Pamela Adlon has recurred on "Louie" since its first season as his on-again-off-again girlfriend Pamela, but her nomination this year for Best Comedy Guest Actress is her first for her work on-screen. However, it's far from her first recognition at the Emmys: she also contends for Best Comedy as a producer of the series, and she shared a Comedy Writing bid with Louis C.K. in 2013. Before that, she won Best Voice-Over Performance in 2002 for playing multiple characters in the FOX animated sitcom "King of the Hill." Will she prevail a second time thanks to her episode submission, "Bobby's House"?

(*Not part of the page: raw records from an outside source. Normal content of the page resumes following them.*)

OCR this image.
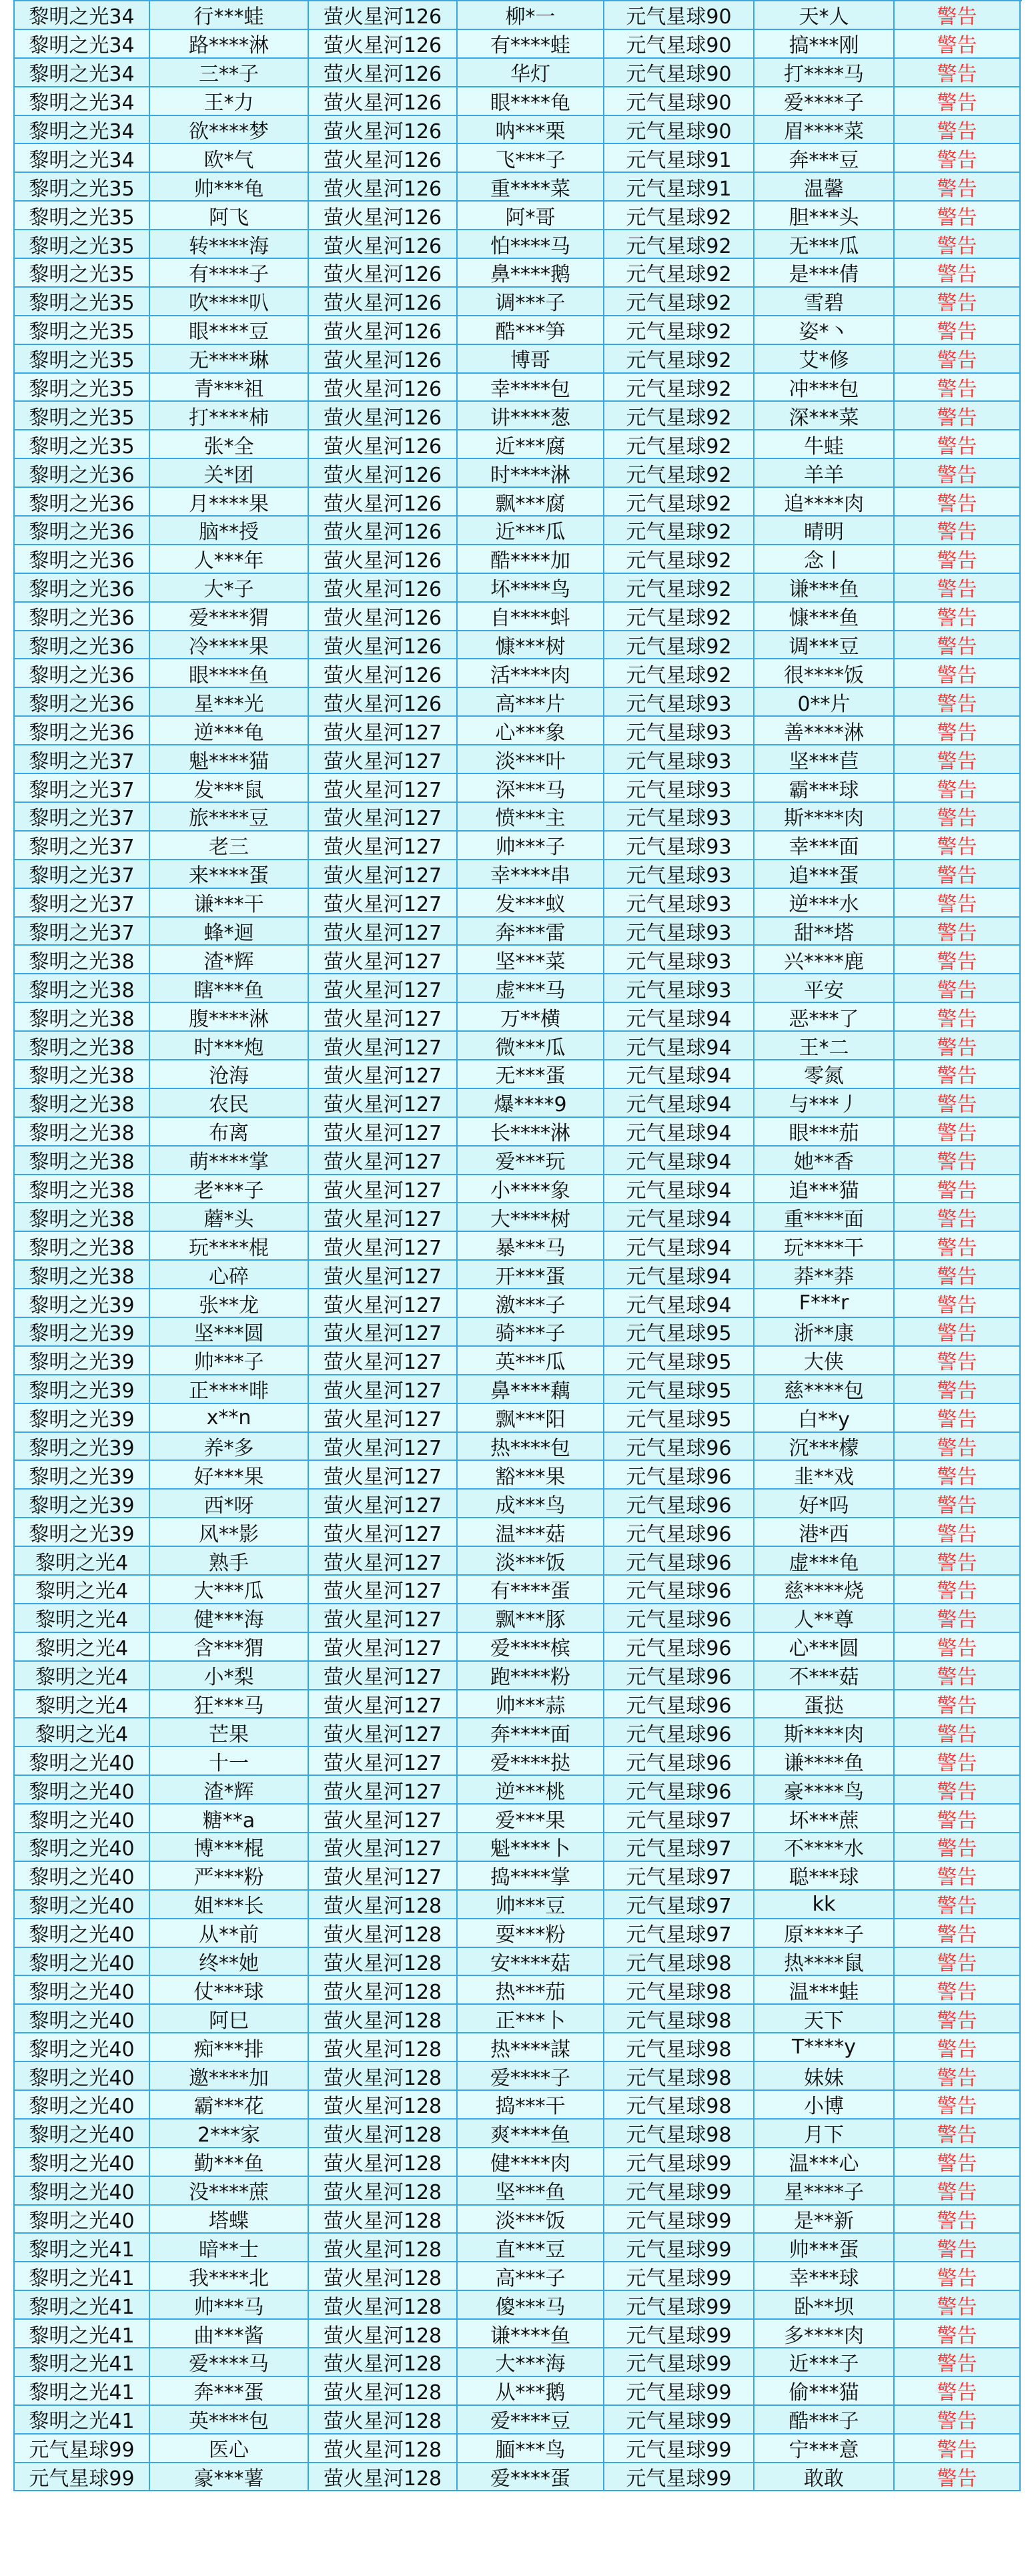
黎明之光34	行***蛙	萤火星河126	柳*一	元气星球90	天*人	警告
黎明之光34	路****淋	萤火星河126	有****蛙	元气星球90	搞***刚	警告
黎明之光34	三**子	萤火星河126	华灯	元气星球90	打****马	警告
黎明之光34	王*力	萤火星河126	眼****龟	元气星球90	爱****子	警告
黎明之光34	欲****梦	萤火星河126	呐***栗	元气星球90	眉****菜	警告
黎明之光34	欧*气	萤火星河126	飞***子	元气星球91	奔***豆	警告
黎明之光35	帅***龟	萤火星河126	重****菜	元气星球91	温馨	警告
黎明之光35	阿飞	萤火星河126	阿*哥	元气星球92	胆***头	警告
黎明之光35	转****海	萤火星河126	怕****马	元气星球92	无***瓜	警告
黎明之光35	有****子	萤火星河126	鼻****鹅	元气星球92	是***倩	警告
黎明之光35	吹****叭	萤火星河126	调***子	元气星球92	雪碧	警告
黎明之光35	眼****豆	萤火星河126	酷***笋	元气星球92	姿*丶	警告
黎明之光35	无****琳	萤火星河126	博哥	元气星球92	艾*修	警告
黎明之光35	青***祖	萤火星河126	幸****包	元气星球92	冲***包	警告
黎明之光35	打****柿	萤火星河126	讲****葱	元气星球92	深***菜	警告
黎明之光35	张*全	萤火星河126	近***腐	元气星球92	牛蛙	警告
黎明之光36	关*团	萤火星河126	时****淋	元气星球92	羊羊	警告
黎明之光36	月****果	萤火星河126	飘***腐	元气星球92	追****肉	警告
黎明之光36	脑**授	萤火星河126	近***瓜	元气星球92	晴明	警告
黎明之光36	人***年	萤火星河126	酷****加	元气星球92	念丨	警告
黎明之光36	大*子	萤火星河126	坏****鸟	元气星球92	谦***鱼	警告
黎明之光36	爱****猬	萤火星河126	自****蚪	元气星球92	慷***鱼	警告
黎明之光36	冷****果	萤火星河126	慷***树	元气星球92	调***豆	警告
黎明之光36	眼****鱼	萤火星河126	活****肉	元气星球92	很****饭	警告
黎明之光36	星***光	萤火星河126	高***片	元气星球93	0**片	警告
黎明之光36	逆***龟	萤火星河127	心***象	元气星球93	善****淋	警告
黎明之光37	魁****猫	萤火星河127	淡***叶	元气星球93	坚***苣	警告
黎明之光37	发***鼠	萤火星河127	深***马	元气星球93	霸***球	警告
黎明之光37	旅****豆	萤火星河127	愤***主	元气星球93	斯****肉	警告
黎明之光37	老三	萤火星河127	帅***子	元气星球93	幸***面	警告
黎明之光37	来****蛋	萤火星河127	幸****串	元气星球93	追***蛋	警告
黎明之光37	谦***干	萤火星河127	发***蚁	元气星球93	逆***水	警告
黎明之光37	蜂*迴	萤火星河127	奔***雷	元气星球93	甜**塔	警告
黎明之光38	渣*辉	萤火星河127	坚***菜	元气星球93	兴****鹿	警告
黎明之光38	瞎***鱼	萤火星河127	虚***马	元气星球93	平安	警告
黎明之光38	腹****淋	萤火星河127	万**横	元气星球94	恶***了	警告
黎明之光38	时***炮	萤火星河127	微***瓜	元气星球94	王*二	警告
黎明之光38	沧海	萤火星河127	无***蛋	元气星球94	零氮	警告
黎明之光38	农民	萤火星河127	爆****9	元气星球94	与***丿	警告
黎明之光38	布离	萤火星河127	长****淋	元气星球94	眼***茄	警告
黎明之光38	萌****掌	萤火星河127	爱***玩	元气星球94	她**香	警告
黎明之光38	老***子	萤火星河127	小****象	元气星球94	追***猫	警告
黎明之光38	蘑*头	萤火星河127	大****树	元气星球94	重****面	警告
黎明之光38	玩****棍	萤火星河127	暴***马	元气星球94	玩****干	警告
黎明之光38	心碎	萤火星河127	开***蛋	元气星球94	莽**莽	警告
黎明之光39	张**龙	萤火星河127	激***子	元气星球94	F***r	警告
黎明之光39	坚***圆	萤火星河127	骑***子	元气星球95	浙**康	警告
黎明之光39	帅***子	萤火星河127	英***瓜	元气星球95	大侠	警告
黎明之光39	正****啡	萤火星河127	鼻****藕	元气星球95	慈****包	警告
黎明之光39	x**n	萤火星河127	飘***阳	元气星球95	白**y	警告
黎明之光39	养*多	萤火星河127	热****包	元气星球96	沉***檬	警告
黎明之光39	好***果	萤火星河127	豁***果	元气星球96	韭**戏	警告
黎明之光39	西*呀	萤火星河127	成***鸟	元气星球96	好*吗	警告
黎明之光39	风**影	萤火星河127	温***菇	元气星球96	港*西	警告
黎明之光4	熟手	萤火星河127	淡***饭	元气星球96	虚***龟	警告
黎明之光4	大***瓜	萤火星河127	有****蛋	元气星球96	慈****烧	警告
黎明之光4	健***海	萤火星河127	飘***豚	元气星球96	人**尊	警告
黎明之光4	含***猬	萤火星河127	爱****槟	元气星球96	心***圆	警告
黎明之光4	小*梨	萤火星河127	跑****粉	元气星球96	不***菇	警告
黎明之光4	狂***马	萤火星河127	帅***蒜	元气星球96	蛋挞	警告
黎明之光4	芒果	萤火星河127	奔****面	元气星球96	斯****肉	警告
黎明之光40	十一	萤火星河127	爱****挞	元气星球96	谦****鱼	警告
黎明之光40	渣*辉	萤火星河127	逆***桃	元气星球96	豪****鸟	警告
黎明之光40	糖**a	萤火星河127	爱***果	元气星球97	坏***蔗	警告
黎明之光40	博***棍	萤火星河127	魁****卜	元气星球97	不****水	警告
黎明之光40	严***粉	萤火星河127	捣****掌	元气星球97	聪***球	警告
黎明之光40	姐***长	萤火星河128	帅***豆	元气星球97	kk	警告
黎明之光40	从**前	萤火星河128	耍***粉	元气星球97	原****子	警告
黎明之光40	终**她	萤火星河128	安****菇	元气星球98	热****鼠	警告
黎明之光40	仗***球	萤火星河128	热***茄	元气星球98	温***蛙	警告
黎明之光40	阿巳	萤火星河128	正***卜	元气星球98	天下	警告
黎明之光40	痴***排	萤火星河128	热****謀	元气星球98	T****y	警告
黎明之光40	邀****加	萤火星河128	爱****子	元气星球98	妹妹	警告
黎明之光40	霸***花	萤火星河128	捣***干	元气星球98	小博	警告
黎明之光40	2***家	萤火星河128	爽****鱼	元气星球98	月下	警告
黎明之光40	勤***鱼	萤火星河128	健****肉	元气星球99	温***心	警告
黎明之光40	没****蔗	萤火星河128	坚***鱼	元气星球99	星****子	警告
黎明之光40	塔蝶	萤火星河128	淡***饭	元气星球99	是**新	警告
黎明之光41	暗**士	萤火星河128	直***豆	元气星球99	帅***蛋	警告
黎明之光41	我****北	萤火星河128	高***子	元气星球99	幸***球	警告
黎明之光41	帅***马	萤火星河128	傻***马	元气星球99	卧**坝	警告
黎明之光41	曲***酱	萤火星河128	谦****鱼	元气星球99	多****肉	警告
黎明之光41	爱****马	萤火星河128	大***海	元气星球99	近***子	警告
黎明之光41	奔***蛋	萤火星河128	从***鹅	元气星球99	偷***猫	警告
黎明之光41	英****包	萤火星河128	爱****豆	元气星球99	酷***子	警告
元气星球99	医心	萤火星河128	腼***鸟	元气星球99	宁***意	警告
元气星球99	豪***薯	萤火星河128	爱****蛋	元气星球99	敢敢	警告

SYNOPSIS: Pamela laughs at Louie after he's assaulted by a woman, but when he asks her for makeup to cover up his bruises, she's inspired to make an unusual request: to make him up as a woman for gender-reversal role-play. Louie reluctantly agrees, and she masquerades as Peter to seduce his feminine alter ego, Jornetha. However, when Louie reveals how moved he was by the experience, Pamela realizes that he can't handle a casual relationship and breaks up with him rather than string him along. She can't help but smile when she sees his mascara running when he cries.
Will Adlon win her first Emmy for an on-screen performance? Let's weigh the pros and cons:
"Louie" has struggled for recognition in guest categories, but the last time the show earned a bid in this race, for Melissa Leo in 2013, she won. And like Leo, Adlon plays an aggressive lover who unexpectedly manhandles Louie.
It's not a dual role, per se, but voters will nevertheless get to see Adlon as both Pamela and her masculine persona Peter, which demonstrates her range.
Though she's not a household name, her impressive resume and accolades, including two WGA Awards and a PGA nomination, make her a prominent industry figure who voters might rally around, especially if they consider her creative contribution to "Louie" as a writer and producer.
She makes fun of an injured Louie and breaks his heart in the end, so voters may consider her unlikable.
Her scenes are more wry than uproarious, so she doesn't get to deliver the kinds of showy emotional fireworks or belly laughs voters often look for.